Knowledge of a Gather was very reassuring to the renegade Telgar Blooddaughter. Before she could hope to attract folk to work in her high mountain hold, she would have to supply basic needs, and legitimately. In one trip to a large Gather, she could quite possibly acquire all she needed. She was already making plans as she waited for the men to leave so she could sneak to the greenhouses and help herself to the seedlings.

It had taken her all that first Turn to recover from the shocking frustration of Threadfall. Thella did not cope well with failure. Not only had she lost two of her fine runners to the disgusting stuff—well, the animals had panicked with dragons flying over them and run off a precipice—but all her careful and ambitious plans had had to be abandoned. The disappointment had plunged her into a deep roiling depression. She had planned so carefully: if Thread had only held off until the following Turn, she would have established herself in her own hold.
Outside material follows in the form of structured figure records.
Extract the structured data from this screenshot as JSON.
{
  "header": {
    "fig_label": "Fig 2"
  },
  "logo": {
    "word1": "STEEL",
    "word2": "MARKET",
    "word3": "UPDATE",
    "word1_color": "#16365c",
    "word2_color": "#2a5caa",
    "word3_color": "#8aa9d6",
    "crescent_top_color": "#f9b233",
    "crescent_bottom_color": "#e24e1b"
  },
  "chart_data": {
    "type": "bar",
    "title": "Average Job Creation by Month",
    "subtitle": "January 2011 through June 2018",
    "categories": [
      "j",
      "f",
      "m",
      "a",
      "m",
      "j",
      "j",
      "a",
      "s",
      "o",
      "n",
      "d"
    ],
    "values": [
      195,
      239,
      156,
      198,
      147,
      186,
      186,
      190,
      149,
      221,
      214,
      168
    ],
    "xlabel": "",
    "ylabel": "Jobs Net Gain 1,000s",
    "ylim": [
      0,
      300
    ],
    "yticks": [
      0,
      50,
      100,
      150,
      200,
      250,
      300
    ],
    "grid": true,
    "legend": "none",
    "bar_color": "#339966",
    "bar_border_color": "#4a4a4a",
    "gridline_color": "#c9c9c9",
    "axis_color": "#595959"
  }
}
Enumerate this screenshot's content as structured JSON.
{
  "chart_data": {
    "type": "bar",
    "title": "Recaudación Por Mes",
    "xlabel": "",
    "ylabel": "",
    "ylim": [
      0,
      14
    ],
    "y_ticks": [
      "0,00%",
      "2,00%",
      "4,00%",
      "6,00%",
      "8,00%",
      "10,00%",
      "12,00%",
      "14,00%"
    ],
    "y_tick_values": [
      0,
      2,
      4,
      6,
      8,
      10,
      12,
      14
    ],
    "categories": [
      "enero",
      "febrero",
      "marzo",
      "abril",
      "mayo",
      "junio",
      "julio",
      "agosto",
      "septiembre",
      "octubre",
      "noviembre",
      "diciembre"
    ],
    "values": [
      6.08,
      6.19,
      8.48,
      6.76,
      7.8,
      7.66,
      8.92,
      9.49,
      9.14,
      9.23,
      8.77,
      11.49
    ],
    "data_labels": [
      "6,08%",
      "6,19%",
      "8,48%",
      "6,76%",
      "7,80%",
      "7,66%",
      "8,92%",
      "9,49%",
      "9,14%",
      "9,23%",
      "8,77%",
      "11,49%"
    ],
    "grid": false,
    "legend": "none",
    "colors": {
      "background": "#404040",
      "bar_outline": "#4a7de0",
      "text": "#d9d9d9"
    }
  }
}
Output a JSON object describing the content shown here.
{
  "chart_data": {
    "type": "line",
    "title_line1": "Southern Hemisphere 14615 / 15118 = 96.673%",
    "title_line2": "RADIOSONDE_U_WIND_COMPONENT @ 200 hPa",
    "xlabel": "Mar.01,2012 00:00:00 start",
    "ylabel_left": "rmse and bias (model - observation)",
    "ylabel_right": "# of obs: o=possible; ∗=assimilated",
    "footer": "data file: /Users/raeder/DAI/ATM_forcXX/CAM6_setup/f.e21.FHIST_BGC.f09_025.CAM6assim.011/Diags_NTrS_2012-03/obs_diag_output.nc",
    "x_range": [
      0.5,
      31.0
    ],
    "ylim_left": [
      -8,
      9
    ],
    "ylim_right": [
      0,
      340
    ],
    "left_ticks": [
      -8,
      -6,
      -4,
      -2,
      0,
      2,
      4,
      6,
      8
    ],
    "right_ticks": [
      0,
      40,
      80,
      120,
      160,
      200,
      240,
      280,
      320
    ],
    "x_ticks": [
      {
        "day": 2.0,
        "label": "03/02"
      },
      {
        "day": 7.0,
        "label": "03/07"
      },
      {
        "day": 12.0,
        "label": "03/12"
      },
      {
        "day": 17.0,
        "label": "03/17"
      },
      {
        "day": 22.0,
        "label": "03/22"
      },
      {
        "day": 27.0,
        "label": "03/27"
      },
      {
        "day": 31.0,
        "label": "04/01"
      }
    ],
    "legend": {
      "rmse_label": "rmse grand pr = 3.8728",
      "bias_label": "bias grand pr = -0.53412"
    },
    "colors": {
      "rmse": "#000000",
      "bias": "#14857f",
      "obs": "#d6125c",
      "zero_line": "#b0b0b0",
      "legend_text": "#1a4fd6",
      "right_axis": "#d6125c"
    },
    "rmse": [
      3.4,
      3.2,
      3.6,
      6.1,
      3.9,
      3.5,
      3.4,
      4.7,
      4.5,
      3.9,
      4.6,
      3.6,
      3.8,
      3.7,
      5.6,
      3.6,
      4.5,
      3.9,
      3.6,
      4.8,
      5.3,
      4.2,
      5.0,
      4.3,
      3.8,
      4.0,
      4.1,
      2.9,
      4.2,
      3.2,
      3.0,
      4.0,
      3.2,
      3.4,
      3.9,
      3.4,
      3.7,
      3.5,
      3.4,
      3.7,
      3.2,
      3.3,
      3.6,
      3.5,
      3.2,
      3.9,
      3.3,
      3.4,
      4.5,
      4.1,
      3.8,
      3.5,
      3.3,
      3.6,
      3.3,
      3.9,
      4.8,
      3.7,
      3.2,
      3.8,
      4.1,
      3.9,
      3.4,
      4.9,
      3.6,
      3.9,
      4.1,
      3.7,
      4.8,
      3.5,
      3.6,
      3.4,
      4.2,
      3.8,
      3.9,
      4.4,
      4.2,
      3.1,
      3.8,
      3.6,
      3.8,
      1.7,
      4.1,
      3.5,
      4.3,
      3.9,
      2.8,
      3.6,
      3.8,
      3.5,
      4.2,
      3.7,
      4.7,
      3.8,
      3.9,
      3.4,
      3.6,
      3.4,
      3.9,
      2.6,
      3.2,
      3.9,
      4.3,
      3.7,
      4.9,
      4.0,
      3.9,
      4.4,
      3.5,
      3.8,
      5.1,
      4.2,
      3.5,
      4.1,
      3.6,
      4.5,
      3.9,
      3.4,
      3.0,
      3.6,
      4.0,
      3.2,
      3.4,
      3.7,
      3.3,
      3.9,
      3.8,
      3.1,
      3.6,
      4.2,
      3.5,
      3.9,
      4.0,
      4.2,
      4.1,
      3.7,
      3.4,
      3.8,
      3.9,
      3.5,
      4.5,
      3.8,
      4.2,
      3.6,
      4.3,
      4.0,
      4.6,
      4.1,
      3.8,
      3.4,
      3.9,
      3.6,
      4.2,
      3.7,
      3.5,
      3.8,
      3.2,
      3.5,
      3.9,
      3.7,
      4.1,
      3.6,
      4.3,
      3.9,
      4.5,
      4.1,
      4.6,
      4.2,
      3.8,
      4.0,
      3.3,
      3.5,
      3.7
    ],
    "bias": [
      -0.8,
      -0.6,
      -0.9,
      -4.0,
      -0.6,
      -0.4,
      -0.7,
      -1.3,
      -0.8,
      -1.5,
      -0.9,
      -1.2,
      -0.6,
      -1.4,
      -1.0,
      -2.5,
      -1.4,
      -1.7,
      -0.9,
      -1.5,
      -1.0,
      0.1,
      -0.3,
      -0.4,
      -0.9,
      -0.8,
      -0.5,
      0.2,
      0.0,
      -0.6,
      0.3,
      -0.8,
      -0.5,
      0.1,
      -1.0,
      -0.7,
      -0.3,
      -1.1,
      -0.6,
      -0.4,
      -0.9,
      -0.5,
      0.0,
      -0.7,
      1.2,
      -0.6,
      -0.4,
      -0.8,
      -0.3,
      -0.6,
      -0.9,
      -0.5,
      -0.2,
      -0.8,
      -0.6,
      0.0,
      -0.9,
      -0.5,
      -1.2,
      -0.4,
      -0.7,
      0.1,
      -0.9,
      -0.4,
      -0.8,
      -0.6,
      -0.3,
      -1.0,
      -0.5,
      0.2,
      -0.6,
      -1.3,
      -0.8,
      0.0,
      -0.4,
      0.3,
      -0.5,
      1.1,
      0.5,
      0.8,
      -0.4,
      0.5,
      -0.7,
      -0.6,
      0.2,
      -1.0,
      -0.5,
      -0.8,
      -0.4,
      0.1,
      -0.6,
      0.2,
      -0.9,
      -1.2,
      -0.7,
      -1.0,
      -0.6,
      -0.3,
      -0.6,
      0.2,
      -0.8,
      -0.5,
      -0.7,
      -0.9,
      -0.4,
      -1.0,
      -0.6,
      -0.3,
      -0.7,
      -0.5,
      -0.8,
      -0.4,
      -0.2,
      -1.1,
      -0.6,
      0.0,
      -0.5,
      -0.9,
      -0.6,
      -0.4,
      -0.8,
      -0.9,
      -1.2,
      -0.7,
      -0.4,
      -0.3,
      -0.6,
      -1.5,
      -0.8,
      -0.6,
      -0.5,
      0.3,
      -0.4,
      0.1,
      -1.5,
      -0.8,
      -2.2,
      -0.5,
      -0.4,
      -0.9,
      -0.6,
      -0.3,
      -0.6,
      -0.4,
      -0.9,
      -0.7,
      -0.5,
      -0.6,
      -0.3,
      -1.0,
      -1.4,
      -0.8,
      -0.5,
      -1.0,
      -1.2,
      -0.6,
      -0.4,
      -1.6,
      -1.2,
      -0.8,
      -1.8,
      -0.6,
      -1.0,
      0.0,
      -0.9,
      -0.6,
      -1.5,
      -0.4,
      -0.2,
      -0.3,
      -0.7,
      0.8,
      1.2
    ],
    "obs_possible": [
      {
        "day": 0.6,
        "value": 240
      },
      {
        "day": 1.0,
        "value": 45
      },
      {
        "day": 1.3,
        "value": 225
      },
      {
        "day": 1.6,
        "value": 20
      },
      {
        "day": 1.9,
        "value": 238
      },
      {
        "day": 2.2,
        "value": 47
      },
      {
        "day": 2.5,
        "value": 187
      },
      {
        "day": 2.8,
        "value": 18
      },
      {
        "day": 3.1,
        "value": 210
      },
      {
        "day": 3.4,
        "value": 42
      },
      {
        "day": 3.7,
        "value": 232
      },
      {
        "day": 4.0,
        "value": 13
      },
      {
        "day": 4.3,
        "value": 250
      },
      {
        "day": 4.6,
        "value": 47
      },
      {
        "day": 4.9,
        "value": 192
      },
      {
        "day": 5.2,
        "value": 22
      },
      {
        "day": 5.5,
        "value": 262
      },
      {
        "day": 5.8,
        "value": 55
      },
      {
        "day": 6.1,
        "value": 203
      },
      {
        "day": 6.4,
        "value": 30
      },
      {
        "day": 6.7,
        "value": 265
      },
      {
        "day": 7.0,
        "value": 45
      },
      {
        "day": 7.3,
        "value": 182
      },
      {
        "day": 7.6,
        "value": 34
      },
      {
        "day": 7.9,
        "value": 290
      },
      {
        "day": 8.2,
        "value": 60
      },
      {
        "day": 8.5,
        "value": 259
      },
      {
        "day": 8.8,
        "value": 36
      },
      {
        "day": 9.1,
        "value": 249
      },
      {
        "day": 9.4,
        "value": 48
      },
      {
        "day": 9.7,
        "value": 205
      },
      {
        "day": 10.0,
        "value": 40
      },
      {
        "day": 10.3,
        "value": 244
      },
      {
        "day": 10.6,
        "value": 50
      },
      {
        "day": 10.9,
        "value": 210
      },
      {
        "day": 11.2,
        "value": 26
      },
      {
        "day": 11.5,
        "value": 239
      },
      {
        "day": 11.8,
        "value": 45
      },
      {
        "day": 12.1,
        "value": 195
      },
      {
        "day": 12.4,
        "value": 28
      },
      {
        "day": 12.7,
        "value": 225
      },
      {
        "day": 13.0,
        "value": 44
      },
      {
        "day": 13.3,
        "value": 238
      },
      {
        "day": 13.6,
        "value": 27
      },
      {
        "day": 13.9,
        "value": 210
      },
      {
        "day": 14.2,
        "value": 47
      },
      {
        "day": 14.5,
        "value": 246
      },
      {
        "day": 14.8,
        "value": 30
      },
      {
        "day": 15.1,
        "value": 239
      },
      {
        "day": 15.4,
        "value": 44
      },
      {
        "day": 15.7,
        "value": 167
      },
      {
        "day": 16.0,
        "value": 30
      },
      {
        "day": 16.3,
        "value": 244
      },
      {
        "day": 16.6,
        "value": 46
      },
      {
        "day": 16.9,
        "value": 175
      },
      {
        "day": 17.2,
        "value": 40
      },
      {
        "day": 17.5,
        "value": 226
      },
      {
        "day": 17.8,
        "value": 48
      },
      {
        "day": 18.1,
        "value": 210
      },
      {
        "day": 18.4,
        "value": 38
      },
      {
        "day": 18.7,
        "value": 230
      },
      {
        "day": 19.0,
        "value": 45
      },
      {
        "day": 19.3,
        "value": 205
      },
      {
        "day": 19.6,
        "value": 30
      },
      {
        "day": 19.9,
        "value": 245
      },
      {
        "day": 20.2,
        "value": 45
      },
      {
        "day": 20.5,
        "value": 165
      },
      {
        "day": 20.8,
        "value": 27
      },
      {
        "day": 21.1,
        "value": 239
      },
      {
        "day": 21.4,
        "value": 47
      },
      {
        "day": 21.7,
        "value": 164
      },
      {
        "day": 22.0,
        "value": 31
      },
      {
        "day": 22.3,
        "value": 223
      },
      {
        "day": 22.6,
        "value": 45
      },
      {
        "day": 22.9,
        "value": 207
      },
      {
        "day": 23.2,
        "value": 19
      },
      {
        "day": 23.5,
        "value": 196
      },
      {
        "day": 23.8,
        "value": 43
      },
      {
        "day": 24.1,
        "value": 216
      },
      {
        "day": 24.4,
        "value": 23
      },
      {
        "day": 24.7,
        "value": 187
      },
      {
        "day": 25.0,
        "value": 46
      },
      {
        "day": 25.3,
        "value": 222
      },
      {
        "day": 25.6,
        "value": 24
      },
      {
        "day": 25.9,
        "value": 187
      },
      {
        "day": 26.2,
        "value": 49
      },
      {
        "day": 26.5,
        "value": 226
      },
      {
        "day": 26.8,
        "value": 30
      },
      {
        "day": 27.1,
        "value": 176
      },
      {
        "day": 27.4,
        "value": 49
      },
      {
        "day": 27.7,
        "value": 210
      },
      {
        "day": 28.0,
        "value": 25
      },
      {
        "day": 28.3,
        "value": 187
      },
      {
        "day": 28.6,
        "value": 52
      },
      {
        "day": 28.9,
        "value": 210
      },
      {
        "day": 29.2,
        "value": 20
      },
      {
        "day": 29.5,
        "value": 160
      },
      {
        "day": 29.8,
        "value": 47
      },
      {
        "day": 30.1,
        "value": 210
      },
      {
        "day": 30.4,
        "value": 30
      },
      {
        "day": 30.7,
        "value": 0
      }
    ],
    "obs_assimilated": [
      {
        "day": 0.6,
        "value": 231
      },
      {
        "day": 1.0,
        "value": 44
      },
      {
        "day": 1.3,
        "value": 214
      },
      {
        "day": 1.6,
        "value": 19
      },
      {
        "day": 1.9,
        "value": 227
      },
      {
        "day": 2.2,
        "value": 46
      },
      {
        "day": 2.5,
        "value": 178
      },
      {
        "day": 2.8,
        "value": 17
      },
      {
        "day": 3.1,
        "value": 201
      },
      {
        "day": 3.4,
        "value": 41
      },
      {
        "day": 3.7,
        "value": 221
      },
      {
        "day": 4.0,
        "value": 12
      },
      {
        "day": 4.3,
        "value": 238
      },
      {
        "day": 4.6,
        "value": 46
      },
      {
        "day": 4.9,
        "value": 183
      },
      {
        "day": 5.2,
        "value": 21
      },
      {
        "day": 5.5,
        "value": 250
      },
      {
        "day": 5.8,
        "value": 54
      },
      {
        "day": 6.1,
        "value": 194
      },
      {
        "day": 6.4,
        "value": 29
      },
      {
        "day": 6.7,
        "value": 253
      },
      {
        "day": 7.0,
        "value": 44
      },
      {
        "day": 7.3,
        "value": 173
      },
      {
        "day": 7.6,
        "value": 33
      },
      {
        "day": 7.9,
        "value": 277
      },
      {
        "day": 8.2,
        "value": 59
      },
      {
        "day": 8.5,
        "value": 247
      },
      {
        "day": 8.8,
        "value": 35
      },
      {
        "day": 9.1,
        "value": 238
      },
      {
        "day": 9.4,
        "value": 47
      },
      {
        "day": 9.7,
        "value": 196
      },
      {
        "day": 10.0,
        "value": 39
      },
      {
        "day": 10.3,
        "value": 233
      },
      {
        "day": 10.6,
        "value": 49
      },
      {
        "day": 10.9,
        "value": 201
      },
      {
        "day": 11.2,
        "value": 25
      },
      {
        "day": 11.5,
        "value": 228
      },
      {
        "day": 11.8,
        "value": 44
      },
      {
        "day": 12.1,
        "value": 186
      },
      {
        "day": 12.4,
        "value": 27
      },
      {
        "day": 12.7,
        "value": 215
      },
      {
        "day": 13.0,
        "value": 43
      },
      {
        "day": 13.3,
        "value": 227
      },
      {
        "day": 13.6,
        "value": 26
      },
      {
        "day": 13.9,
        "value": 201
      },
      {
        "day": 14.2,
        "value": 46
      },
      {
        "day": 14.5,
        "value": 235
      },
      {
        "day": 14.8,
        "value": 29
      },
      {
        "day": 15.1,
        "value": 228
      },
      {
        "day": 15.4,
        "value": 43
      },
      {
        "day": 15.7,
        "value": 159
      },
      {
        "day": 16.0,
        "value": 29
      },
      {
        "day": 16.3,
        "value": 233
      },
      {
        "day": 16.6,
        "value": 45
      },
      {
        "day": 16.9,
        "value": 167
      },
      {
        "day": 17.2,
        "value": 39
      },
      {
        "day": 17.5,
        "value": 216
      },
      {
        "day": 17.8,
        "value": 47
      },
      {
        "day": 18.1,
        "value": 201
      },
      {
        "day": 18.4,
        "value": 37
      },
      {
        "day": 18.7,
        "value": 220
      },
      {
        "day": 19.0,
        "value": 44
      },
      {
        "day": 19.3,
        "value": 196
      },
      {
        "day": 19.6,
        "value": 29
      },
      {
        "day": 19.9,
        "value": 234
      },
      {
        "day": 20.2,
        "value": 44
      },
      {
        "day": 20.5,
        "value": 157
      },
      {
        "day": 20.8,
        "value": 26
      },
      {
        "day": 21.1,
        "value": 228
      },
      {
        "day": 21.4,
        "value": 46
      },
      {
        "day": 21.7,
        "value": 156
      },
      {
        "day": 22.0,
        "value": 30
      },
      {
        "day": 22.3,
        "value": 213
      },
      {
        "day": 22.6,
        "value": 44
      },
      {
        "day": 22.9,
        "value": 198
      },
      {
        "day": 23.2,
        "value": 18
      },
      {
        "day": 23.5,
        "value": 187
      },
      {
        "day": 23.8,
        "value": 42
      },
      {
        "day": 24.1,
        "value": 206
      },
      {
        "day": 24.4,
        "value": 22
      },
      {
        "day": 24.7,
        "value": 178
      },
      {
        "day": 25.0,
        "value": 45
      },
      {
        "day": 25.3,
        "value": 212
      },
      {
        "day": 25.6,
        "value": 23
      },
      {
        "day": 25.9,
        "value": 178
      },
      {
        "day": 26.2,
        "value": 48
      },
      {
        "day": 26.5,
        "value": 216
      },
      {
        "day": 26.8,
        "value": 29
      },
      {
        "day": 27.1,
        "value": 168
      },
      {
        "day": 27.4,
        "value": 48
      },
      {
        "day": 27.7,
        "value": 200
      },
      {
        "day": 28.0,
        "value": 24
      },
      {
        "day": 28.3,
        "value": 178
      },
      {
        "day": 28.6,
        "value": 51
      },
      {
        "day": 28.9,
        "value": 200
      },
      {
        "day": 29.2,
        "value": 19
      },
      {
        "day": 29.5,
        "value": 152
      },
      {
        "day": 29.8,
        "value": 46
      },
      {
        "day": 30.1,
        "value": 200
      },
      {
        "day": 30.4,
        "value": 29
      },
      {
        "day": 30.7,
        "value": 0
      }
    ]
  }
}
She had found the place during one of her ramblings in the high country. Someone had once lived—and died—there, for she had removed twelve skulls, the only part of the dead that mountain snakes had been unable to masticate. What had killed the holders would always be a mystery, although Thella had heard of instances where entire hold populations had been wiped out by virulent disease. But they must once have lived well. The hold still held wooden furnishings; the stout slab table and the bedframes, dry and dusty, were usable. The metal fittings and utensils had a thin coat of rust, but that could be sanded off. There were cisterns for water and basins for bathing. Most of the south-facing apertures, protected by deep embrasures, had retained their glass. Four good hearths for warmth and cooking needed only to be cleaned to be used. In her initial investigations as a young and optimistic girl as yet unthwarted by the Threadfall that had destroyed her plans, Thella had even found cloth, brittle with age, in the stone storage chests of the sleeping quarters and grain in the beasthold. There were stone walls around enough highland pastures to support adequate meat animals, and pens were set into one side of the cavern. Thella knew the Masterherdsman had hardy strains that would thrive on mountain fields. She did not like the notion of sharing her living space with beasts, but she had heard that it was one way of generating additional warmth. One would need all the heat one could get in these hills.

But the hold could have been completely reestablished and hers! Hers! If she had just had the Turn or two. The ancient Contract Law of Pern gave her that right. She could have insisted that the Conclave of Lord Holders permit it, once she could prove her competence. Her father had told her, in answer to discreet questions, that anyone could form a hold, so long as it could be proved to be self-sufficient and remained well managed. And a discreet check of the record hides told her that a Benamin Bloodline had once established that mountain hold, but that it had been untenanted since before the last Pass.